Peniel Joseph
BLACK HUMANITY IS UNEXCEPTIONAL, Walter Johnson exhorts. Once we have taken up the debate of humanization versus dehumanization under slavery, we have already ceded critical ground. Like Johnson, midcentury Black Power activists understood that it was necessary to redirect such questions toward the matter of how the legacy of racial slavery continues to shape citizenship, democratic participation, and human rights, not just for black Americans but for people of color around the globe. Johnson’s essay offers profitable avenues for reappraising how Black Power is the conceptual bridge between Reconstruction-era black struggles for self-determination and Black Lives Matter’s present-day fight to end martial and economic violence against people of color.

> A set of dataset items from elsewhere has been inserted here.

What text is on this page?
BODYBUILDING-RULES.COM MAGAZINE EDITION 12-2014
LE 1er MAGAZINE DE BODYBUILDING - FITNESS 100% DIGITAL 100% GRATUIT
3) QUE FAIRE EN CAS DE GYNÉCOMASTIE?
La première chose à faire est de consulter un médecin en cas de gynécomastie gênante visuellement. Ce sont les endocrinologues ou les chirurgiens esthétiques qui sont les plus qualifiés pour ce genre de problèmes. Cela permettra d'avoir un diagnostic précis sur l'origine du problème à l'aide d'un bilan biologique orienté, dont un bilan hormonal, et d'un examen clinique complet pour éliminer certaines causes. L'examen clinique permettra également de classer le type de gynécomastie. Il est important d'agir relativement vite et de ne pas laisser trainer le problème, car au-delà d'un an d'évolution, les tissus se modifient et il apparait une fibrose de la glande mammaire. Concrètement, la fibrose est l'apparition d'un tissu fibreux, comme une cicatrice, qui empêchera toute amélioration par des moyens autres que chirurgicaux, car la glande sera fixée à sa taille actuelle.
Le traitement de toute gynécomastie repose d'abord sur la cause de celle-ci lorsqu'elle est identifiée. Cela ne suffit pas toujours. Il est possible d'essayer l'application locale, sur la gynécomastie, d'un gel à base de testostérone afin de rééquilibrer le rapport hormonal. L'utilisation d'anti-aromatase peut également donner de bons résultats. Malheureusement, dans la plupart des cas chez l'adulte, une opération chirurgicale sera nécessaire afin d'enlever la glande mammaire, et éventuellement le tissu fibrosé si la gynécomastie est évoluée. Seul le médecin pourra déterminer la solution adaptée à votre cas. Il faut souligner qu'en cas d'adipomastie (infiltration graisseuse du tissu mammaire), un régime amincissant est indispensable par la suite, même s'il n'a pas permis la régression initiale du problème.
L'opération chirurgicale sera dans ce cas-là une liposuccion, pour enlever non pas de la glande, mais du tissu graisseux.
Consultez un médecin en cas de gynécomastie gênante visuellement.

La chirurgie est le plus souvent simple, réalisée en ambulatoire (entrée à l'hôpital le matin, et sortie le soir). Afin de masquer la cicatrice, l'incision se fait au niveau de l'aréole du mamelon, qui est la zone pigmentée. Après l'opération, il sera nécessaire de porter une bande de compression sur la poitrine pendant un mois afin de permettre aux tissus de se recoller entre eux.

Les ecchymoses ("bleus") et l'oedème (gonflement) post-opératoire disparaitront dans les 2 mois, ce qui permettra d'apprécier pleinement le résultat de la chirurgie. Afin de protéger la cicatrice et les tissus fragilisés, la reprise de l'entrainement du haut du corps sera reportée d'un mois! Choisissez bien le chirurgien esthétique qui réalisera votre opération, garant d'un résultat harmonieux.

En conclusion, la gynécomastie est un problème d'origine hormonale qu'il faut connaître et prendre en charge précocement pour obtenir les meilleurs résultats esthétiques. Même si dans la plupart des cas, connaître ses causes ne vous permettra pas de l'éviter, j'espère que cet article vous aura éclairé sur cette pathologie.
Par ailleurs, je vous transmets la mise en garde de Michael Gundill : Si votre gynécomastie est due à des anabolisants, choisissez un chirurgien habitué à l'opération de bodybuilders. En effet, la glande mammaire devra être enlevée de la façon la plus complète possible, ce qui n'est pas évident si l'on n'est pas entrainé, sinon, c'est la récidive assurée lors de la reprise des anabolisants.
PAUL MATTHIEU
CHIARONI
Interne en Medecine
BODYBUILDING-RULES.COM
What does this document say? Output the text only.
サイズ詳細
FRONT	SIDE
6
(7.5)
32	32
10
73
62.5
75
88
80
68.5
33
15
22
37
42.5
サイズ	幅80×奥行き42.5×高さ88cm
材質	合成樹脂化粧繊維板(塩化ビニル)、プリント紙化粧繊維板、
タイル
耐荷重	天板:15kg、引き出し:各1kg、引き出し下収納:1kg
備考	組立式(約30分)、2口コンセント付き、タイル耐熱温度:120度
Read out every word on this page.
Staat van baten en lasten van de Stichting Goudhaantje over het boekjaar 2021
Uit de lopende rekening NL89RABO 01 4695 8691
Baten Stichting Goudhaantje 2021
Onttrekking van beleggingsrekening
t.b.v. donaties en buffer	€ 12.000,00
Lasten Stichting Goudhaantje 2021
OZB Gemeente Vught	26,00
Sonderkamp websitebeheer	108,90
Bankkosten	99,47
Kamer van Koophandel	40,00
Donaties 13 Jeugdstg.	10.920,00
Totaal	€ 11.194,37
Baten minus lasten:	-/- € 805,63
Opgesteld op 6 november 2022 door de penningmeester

One of the most critical contributions of the Black Power movement was its searing critique of American racial capitalism. The movement’s roots in multiple strands—black nationalist, black feminist, black Marxist—of the black radical tradition formed the basis of its understanding of political revolution, community organizing, and the links between local, national, and global human rights struggles. Inspired in part by Nation of Islam theology—which holds the foundational belief that people of color are the most fully human of all—Malcolm X, Black Power’s political and ideological avatar, predicated his political ideology on the conviction that slavery’s legacy is central in shaping contemporary racial oppression.